Re: Build your own Forth for Microchip PIC (Episode 837)



In article <137u61koul8n7f1@xxxxxxxxxxxxxxxxxx>,
Elizabeth D Rather <eratherXXX@xxxxxxxxx> wrote:
none Byron Jeff wrote:
In article <137sb0raq9lv503@xxxxxxxxxxxxxxxxxx>,
Elizabeth D Rather <eratherXXX@xxxxxxxxx> wrote:

...
I see that I missed explaining something. Code isn't going into RAM. The
code is burned into the flash of the PIC. There's 4-8K of flash on a
typical 16F part now. And the only parts I'll even consider are ones
that can programmatically program their own flash.

There's more than enough space for code. Even if I tokenize, I wouldn't
put those tokens in RAM. RAM is strictly for stacks and variables.

The flash is the reason that I'm harping on the incremental development
model. It's slow to program, much faster to read. The flash is the
Harvard architecture part of the PIC. The Harvard architecture also
dictates that native code cannot be run from RAM anyway.

Thanks, it's a lot clearer now.
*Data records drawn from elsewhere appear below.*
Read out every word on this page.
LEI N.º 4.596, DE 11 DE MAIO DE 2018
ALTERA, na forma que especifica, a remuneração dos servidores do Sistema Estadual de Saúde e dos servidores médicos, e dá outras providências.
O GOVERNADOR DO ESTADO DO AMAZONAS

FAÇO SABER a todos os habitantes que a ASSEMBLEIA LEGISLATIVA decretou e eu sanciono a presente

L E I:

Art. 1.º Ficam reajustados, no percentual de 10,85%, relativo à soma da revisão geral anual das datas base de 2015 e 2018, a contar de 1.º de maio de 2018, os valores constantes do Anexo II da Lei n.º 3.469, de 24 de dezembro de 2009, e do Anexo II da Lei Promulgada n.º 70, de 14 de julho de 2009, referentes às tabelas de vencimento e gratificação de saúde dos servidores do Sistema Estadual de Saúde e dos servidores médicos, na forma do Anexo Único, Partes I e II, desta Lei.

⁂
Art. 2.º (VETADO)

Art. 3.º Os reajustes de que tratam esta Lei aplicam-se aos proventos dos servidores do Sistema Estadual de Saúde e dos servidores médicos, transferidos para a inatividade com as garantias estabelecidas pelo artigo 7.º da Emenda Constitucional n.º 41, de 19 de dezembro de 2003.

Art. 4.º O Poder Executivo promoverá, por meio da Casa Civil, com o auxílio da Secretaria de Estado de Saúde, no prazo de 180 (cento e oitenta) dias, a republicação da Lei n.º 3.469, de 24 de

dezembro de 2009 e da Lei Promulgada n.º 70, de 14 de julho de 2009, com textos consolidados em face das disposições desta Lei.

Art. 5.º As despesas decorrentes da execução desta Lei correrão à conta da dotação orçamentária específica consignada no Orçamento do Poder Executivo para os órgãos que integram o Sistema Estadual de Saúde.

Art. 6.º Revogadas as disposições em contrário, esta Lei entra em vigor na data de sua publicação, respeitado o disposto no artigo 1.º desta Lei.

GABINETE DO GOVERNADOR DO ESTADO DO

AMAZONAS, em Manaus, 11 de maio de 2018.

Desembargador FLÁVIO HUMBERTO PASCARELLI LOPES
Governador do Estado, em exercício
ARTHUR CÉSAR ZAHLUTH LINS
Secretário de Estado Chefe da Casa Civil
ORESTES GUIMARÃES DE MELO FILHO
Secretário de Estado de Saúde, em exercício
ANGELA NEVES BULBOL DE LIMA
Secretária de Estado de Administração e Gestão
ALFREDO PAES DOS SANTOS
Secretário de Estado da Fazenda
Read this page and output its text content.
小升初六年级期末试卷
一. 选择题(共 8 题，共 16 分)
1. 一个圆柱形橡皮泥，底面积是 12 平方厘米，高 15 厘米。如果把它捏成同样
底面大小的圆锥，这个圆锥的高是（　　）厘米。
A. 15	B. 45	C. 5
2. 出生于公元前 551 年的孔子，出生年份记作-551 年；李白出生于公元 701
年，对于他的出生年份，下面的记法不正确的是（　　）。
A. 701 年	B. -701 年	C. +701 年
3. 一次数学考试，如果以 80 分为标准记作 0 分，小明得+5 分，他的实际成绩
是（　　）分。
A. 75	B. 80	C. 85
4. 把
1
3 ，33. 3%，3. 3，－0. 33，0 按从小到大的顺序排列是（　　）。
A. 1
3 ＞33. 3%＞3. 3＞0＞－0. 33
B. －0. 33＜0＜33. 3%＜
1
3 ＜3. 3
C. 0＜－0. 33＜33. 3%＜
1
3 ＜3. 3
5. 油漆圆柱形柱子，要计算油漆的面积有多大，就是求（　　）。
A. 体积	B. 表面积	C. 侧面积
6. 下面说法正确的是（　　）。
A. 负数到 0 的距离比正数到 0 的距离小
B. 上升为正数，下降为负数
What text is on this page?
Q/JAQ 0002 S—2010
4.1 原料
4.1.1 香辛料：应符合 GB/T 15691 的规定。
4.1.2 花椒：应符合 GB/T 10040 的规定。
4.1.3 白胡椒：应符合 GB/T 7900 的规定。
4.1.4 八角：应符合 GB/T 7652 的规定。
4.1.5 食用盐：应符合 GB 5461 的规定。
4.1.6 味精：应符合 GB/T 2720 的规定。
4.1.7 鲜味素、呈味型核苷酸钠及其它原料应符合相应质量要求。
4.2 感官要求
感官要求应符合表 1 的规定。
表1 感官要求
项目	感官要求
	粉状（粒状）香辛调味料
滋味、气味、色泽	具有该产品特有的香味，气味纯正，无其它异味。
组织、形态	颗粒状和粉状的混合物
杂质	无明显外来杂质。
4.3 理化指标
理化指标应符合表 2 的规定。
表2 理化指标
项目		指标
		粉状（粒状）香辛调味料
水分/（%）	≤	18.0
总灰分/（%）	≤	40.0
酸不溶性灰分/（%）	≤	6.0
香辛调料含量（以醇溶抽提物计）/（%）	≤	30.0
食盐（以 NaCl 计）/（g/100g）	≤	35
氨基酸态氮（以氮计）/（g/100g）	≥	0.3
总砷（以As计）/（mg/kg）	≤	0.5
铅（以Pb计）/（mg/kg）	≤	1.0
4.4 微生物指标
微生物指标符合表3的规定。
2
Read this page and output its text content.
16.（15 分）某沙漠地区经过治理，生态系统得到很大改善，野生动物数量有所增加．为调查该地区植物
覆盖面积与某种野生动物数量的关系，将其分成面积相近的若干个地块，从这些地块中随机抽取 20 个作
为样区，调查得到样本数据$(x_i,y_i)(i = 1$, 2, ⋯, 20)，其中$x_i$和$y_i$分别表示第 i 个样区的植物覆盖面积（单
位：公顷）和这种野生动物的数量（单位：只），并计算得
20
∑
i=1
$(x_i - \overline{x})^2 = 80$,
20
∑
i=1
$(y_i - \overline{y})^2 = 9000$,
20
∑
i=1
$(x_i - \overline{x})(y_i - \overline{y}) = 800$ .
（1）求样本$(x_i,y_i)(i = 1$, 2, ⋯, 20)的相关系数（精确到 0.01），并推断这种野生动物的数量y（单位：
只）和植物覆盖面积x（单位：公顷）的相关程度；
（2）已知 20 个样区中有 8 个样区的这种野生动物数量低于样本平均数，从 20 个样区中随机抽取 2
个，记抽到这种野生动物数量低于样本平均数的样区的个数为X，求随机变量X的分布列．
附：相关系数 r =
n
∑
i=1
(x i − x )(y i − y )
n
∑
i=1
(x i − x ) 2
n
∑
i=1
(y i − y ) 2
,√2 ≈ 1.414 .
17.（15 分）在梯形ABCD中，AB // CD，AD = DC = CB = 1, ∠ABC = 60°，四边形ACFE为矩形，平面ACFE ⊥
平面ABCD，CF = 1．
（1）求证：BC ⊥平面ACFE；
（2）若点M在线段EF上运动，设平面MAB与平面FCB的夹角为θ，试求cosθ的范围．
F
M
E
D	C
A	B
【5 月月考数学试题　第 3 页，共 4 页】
But now a few more questions.

Is all your flash code space, or can you set it to be part code, part
data?

The flash is readable in a couple of different ways. So data can be
embedded into it. The slow way is to programmatically read the flash. It
has the advantage of giving you access to all 14 bits of each location
facilitating 14 bit tokens. The disadvantage is that reading in this
manner is really slow, like 15-20 instructions cycles slow. The
advantage is that you could theoretically have 32k tokens, though the
token lookup table would in fact fill the flash for the part.

The faster way is using the PIC RETLW instruction which performs a
return and sticks a 8 bit value into the W register. Coupled with the
PIC computed GOTO capability it's possible to get this 8 bit value in
about 4-5 instruction cycles. But the cost is that you lose nearly half
of the usable bits from the word. BTW this cost is just the cost to
fetch the token. You still need to do the indirect table lookup and call
to the routine in either instance.

Because if you're doing tokens, wouldn't your token tables go in
data space, with your token interpreter and primitives in code space?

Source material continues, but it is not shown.